Time and time again it's forced home to me just how much we learn when we are out and about with the children.Holidays are a prime example as we all have time to stop and ponder, even those in the family who go to work or mainstream school. If only the politicians could see what we've been learning perhaps they would change their minds about taking holidays during term time. It's what you do with your time that matters.Perhaps if they changed their requirements and  requested a blog or scrap book of what each child learned during their holidays they might see things differently!

We have just spent a few days in Anglesey with my sister and her husband. It's our fourth visit now but each stay adds a layer to our knowledge about the Island and it's history.

I'm beginning to observe that my son with Aspergers, who is almost fourteen, reverts to 'normal' routine when he is surrounded by the family. He sleeps at night, joins in family meals and eats everything put before him and, once settled in,  he will happily participate in family discussions.

 His ear defenders have been off the whole time,despite fighter jets setting off from RAF Valley every morning and thundering over the house then back for tea.In fact he is fascinated by them and was delighted with a MASSIVE enclyclopedia about fighter planes which he bought for a pound at the weekly car boot sale at Valley.

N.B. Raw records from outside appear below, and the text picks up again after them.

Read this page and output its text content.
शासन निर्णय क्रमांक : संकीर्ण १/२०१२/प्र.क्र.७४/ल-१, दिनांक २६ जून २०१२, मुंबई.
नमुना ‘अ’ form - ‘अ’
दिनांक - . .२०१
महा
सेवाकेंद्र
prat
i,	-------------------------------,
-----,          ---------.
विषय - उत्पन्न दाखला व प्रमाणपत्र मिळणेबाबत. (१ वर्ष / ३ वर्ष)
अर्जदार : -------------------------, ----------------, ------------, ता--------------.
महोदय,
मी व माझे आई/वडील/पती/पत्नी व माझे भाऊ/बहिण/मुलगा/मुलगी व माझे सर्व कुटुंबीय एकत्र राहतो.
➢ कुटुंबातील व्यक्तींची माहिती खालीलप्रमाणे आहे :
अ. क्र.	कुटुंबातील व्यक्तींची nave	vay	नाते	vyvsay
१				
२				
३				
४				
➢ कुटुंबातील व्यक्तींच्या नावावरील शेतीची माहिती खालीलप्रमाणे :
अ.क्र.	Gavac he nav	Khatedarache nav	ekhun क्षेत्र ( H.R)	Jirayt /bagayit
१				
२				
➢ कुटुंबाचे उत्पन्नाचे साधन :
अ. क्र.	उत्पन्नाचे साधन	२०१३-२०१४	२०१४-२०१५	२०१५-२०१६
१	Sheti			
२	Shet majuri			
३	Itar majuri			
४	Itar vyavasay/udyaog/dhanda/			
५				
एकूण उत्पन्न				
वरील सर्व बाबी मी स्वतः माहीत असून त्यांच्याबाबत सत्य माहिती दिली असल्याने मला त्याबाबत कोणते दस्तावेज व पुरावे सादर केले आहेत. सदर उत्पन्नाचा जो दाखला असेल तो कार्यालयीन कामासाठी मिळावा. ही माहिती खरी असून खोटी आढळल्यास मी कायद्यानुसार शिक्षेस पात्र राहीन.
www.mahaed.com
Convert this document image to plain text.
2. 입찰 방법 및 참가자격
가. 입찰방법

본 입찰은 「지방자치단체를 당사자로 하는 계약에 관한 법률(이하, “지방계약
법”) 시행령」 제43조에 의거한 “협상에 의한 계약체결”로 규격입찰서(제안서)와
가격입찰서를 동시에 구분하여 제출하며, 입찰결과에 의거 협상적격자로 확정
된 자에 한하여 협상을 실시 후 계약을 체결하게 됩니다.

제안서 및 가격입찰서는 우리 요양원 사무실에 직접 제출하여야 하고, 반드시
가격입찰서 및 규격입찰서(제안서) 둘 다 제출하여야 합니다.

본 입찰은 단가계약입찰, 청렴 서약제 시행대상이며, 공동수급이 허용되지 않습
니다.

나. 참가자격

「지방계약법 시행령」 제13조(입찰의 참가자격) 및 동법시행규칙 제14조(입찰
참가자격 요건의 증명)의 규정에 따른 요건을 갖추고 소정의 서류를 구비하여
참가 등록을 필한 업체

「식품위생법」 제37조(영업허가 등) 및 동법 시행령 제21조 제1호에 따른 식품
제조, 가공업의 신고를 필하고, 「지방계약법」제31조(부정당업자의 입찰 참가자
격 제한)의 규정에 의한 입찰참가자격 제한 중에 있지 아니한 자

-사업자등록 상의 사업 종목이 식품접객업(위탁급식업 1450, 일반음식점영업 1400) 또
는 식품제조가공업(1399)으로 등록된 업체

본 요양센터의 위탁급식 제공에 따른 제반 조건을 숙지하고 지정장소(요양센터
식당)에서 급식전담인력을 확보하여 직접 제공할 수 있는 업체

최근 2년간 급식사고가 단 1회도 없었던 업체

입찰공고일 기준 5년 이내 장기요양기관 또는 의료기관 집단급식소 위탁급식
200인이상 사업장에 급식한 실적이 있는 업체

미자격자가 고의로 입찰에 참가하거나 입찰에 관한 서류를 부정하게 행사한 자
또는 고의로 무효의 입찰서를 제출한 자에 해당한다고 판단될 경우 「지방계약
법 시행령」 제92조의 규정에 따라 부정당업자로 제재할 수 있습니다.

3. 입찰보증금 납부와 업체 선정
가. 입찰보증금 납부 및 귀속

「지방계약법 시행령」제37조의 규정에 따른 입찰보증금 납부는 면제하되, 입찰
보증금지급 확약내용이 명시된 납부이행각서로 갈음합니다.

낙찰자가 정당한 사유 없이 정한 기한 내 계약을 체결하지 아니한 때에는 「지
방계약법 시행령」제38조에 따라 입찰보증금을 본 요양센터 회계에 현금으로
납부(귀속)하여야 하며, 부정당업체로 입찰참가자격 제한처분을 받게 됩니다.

We haven't yet visited The Electric Mountain so we set off up the welsh valleys to the visitor's centre. It was a drizzly day and the tours were booked up so we browsed the exhibits instead and learned about the huge power station deep inside the mountain.

The mountain was also home to the Welsh slate industry and there was a picture of the miners removing slate from the quarry face

The children also had a go at the science experiments in the Visitor's centre and discussed how they worked.

We discovered that just along the coast from where we were staying ,at Cable Bay there was a prehistoric burial mound which was built around the time of the Egyptian pyramids .

We all walked over to see it on a lovely summer evening and learned that Anglesey is home to many prehistoric remains.

At South Stacks at the west of the island beyond Holy head were the remains of hut circles and an iron age fort. The heather and gorse was in full bloom and the ground along the coast was a carpet of colour!

We visited the RSPB centre and studied a guillemot on its nest. Birds were scarce on the cliffs as most had hatched their chicks but we were able to see guillemots and herring gulls .In fact only a couple of weeks ago my sister had been lucky enough to see some porpoises!

It was lovely to see my Autistic son enjoying himself and using the binoculars,although he won't let me take his picture so I had to be somewhat sneaky to get this!

We didn't see any puffins unfortunately but I did manage to snap this one!

We walked up the hill towards Holy head mountain. Out to see we could see the ferries sailing from Holy head to Ireland!

We learned too that the rock is made up of sandstone and mud which was lifted from the sea bed!

And we saw an idea for an insect hotel which we will have to try in the future.